Pipeline is a term every salesperson and sales leader has heard many times. Typically, each is actively trying to fill and manage the sales pipeline – some with better success than others. A strong pipeline produces great benefits: an easier sales process, efficient use of time, and higher productivity rates. Bottom line: more sales.
Building and managing your pipeline, draws analogies to training for and running a marathon. Here’s how.
Mindset and training matter.
A marathon is 26.2 miles in length. Sometimes the sales process feels like that! Marathons are run by people ranging in age from teens to those who have reached senior status. Runners tackle the distance at various paces – some fast, some slow, many somewhere in between. Marathons are not for the faint of heart but, anyone can complete one with the right mindset and training.
Sales requires guts too. To run a marathon, you must dedicate time to training, you must be persevering, goal focused, physically fit and strong, and get everyone else out of your head – you own that space. As you train, it is important to monitor and measure progress, take corrective action, and continue to maintain a schedule as you approach race day. Completing a marathon is about training to continually improve performance to reach your goal. Wow! There are so many similarities to being in sales!
Pipeline development requires a plan.
Training for a marathon requires plan and schedule to help you hit your race date, handle the distance, and maintain pace. The combination of completing the physical activities required to build stamina and increase distance over time while fueling yourself properly, builds efficiencies, strength, keeps you from injury, and increases your best chance of success.
To develop your pipeline, you need a plan. You must identify specific prospecting activities to complete within a defined time frame, with the primary goal of getting meetings. Pipeline development via a solid prospecting plan, strategic management of active opportunities, and building girth throughout the pipe, is critical to reaching the 26.2 mile mark and winning the sales race.

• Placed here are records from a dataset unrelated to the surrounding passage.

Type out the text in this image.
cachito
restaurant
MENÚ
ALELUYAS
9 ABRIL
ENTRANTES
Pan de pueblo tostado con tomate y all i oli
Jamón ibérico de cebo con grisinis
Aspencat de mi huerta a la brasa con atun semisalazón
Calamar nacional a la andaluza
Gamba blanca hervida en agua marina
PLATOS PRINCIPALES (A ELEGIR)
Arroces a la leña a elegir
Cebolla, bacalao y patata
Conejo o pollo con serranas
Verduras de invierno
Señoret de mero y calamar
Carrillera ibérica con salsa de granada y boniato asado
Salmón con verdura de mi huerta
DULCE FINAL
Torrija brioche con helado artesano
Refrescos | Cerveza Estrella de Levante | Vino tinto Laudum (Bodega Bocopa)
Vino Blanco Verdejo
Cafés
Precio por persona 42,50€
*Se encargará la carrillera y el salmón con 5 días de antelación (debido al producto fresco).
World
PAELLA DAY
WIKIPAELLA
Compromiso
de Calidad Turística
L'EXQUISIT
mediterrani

Pipeline strength and sales stages.
For our purposes, let’s think of sales stages as the overall race distance covering the sales process start to finish. It doesn’t matter if your sales cycle is short, longer or varies. You will adjust the cadence of completion of sales stages in the cycle, to suit your sales reality.
Defined sales stages are an easy way for salespeople, sales leadership, and executives to speak, understand and review a common sales language. Sales stages might be: prospect, lead, opportunity, request for quote, in process, in negotiation, won, lost, on-hold. Each defined stage aids in understanding where each opportunity is in the process, much like runners understand key milestones in the race.
Defined pipeline percentages express position in the pipe considering the whole – like mile markers. For instance: 10% initial contact, 25% first meeting scheduled, 40% site walk through, 60% initial proposal, etc. Defined data points allow you to quickly run real-time reports from your CRM showing how many opportunities are in each stage of the pipeline. Defining pipeline percentages and what each means leads to more specific reporting. Consider these “sales vitals” for each opportunity.
The pipeline is easiest to manage when defined in a way that illustrates how sales stages relate to the health of the pipeline. The early pipeline stages for instance (i.e. prospect, lead), are where it is important to have high volume. The more prospects we have, the higher chance we are building a healthier, more robust pipeline overall, as opportunities fall off or progress. When you look at your pipeline you should be able to easily identify how robust it is in each stage of your sales process. Knowing how full (or not) your pipeline is in all percentages of the pipe and relative to sales stages, signals you to turn up the activity rate where needed and shows you how likely you are to finish the race strong. Using your CRM to filter these and other key data points make it easy to know how healthy your pipeline really is at all times.